Particularly solemn in its expression, the reverence shown by Xunzi toward ritual forms and observances is far from being an exception: Confucian thinkers always emphasized that rituals were a privileged way to shape both the personal and collective body through regular observances, to institutionalize ethical care and the sharing of resources, to make human society coordinate with the cosmic order, and also to govern in a spirit of humanness.
Chinese thinkers' focus on ritual is still relevant. Korean philosopher Han Byung-Chul has lamented what he calls "the disappearance of rituals", basing himself on his long experience in Germany and other countries. Han compares rituals to a house in which one needs to settle down: the latter helps us to locate our existence in space, as it orders it around a central point. As Han sees it, the disappearance of rituals deeply disrupts the sense of identity and relationships. Somehow, when rituals disappear, we are left homeless.
In contemporary China, the family rituals that surround Chinese New Year somehow differ from one household or region to another; still, they all share in the same spirit.
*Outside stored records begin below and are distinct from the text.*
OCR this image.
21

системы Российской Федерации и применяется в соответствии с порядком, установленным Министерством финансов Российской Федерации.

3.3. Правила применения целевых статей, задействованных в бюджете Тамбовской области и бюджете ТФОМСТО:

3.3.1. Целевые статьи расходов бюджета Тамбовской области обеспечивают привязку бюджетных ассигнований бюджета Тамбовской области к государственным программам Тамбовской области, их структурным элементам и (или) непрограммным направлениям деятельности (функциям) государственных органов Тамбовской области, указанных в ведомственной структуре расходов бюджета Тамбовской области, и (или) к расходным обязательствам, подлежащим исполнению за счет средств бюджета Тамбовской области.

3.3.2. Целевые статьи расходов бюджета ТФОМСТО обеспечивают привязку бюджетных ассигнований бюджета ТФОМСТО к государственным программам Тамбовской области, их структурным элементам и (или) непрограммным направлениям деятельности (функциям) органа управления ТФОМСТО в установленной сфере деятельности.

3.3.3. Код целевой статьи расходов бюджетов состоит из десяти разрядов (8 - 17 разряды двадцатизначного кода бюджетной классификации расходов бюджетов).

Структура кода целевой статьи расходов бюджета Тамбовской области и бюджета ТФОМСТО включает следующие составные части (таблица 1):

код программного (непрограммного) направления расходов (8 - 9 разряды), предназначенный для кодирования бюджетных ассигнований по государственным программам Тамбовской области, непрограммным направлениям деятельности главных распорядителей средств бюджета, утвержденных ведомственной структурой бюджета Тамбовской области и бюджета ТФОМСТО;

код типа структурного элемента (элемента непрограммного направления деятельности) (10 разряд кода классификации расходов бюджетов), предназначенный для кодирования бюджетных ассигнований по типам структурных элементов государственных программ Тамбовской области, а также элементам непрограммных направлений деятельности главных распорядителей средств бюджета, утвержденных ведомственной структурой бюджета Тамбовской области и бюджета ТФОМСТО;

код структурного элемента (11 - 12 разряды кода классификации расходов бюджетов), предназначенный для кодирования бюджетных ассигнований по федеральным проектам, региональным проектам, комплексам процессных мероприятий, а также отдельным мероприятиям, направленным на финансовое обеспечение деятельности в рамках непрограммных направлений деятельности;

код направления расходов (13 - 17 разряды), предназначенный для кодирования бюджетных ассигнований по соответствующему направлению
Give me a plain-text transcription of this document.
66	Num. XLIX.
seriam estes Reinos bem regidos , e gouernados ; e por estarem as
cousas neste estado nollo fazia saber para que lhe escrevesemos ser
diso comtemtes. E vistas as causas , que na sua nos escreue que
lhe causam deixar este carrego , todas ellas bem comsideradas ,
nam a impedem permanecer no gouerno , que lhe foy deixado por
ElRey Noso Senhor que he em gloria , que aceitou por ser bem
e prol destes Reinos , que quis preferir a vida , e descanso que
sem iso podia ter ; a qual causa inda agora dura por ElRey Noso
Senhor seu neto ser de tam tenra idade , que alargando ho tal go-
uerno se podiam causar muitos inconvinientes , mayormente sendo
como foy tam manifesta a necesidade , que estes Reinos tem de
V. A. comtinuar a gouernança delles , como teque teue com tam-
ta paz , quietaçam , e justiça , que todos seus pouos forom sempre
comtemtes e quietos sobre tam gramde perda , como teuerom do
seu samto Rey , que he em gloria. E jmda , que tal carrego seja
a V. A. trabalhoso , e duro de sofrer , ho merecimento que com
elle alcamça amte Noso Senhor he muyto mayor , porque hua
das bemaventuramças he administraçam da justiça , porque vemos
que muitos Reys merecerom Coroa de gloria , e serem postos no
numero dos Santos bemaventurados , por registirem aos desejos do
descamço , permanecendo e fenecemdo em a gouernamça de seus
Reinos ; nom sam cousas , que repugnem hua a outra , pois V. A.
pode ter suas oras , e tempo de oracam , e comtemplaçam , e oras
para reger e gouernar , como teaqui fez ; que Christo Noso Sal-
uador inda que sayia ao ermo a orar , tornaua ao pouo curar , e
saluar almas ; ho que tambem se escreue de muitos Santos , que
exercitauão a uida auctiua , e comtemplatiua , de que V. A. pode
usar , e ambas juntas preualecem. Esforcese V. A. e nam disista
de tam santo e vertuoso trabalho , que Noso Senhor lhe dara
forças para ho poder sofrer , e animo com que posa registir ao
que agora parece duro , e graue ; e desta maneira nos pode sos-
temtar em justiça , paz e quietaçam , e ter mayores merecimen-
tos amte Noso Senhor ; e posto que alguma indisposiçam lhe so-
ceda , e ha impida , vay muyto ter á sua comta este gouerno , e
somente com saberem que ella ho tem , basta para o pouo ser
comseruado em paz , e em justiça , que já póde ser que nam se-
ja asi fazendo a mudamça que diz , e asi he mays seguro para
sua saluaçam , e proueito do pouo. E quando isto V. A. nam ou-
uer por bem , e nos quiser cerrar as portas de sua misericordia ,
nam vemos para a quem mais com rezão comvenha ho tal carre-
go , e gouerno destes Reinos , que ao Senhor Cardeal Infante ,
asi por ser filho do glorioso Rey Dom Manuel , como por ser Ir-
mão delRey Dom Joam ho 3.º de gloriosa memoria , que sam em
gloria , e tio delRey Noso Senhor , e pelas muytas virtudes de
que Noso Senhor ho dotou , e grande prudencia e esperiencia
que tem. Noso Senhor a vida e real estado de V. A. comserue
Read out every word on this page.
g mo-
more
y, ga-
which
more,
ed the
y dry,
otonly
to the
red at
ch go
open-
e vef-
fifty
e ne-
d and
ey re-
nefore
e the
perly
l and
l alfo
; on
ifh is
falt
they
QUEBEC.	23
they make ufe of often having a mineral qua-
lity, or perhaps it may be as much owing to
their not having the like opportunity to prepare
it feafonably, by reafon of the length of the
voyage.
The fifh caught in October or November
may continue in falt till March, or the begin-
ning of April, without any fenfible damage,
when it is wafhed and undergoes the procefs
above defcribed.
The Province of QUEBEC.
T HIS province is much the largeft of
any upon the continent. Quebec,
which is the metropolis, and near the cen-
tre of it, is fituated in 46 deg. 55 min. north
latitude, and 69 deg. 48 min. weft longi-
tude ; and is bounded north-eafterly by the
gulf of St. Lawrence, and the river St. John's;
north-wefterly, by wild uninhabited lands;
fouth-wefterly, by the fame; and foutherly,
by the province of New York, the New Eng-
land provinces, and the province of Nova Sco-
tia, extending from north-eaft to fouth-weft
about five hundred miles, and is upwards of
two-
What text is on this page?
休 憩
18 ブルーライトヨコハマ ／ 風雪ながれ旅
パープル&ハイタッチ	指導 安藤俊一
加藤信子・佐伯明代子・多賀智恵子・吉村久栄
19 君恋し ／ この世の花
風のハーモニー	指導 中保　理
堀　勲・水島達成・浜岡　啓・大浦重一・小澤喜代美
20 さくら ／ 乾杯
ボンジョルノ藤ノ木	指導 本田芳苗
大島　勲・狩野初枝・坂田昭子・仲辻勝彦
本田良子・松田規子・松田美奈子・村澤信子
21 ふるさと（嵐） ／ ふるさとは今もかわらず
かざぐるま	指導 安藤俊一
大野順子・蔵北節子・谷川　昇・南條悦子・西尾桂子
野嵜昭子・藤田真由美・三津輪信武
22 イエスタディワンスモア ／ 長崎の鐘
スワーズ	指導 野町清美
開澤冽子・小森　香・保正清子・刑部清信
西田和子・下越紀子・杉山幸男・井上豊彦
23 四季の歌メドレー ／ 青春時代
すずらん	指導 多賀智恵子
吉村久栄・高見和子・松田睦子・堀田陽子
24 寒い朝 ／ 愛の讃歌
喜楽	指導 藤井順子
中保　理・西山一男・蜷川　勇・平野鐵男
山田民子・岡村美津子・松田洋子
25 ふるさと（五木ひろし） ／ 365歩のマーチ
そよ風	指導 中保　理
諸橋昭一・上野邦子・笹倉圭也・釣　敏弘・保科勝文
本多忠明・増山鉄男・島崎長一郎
They continue to foster reconciliation and renewal. They constitute the "home" around which existence revolves and takes its meaning. When we celebrate the Year of the Snake, rejoicing with friends or kinfolk, let us be alert to the symbolic weight of the little gestures we perform and offerings we give. And let us attach renewed significance to the greetings we exchange: Happy Chinese New Year to all of us!
The author is a professor and doctoral adviser in the School of Philosophy, Fudan University, Shanghai. The views don't necessarily represent those of China Daily.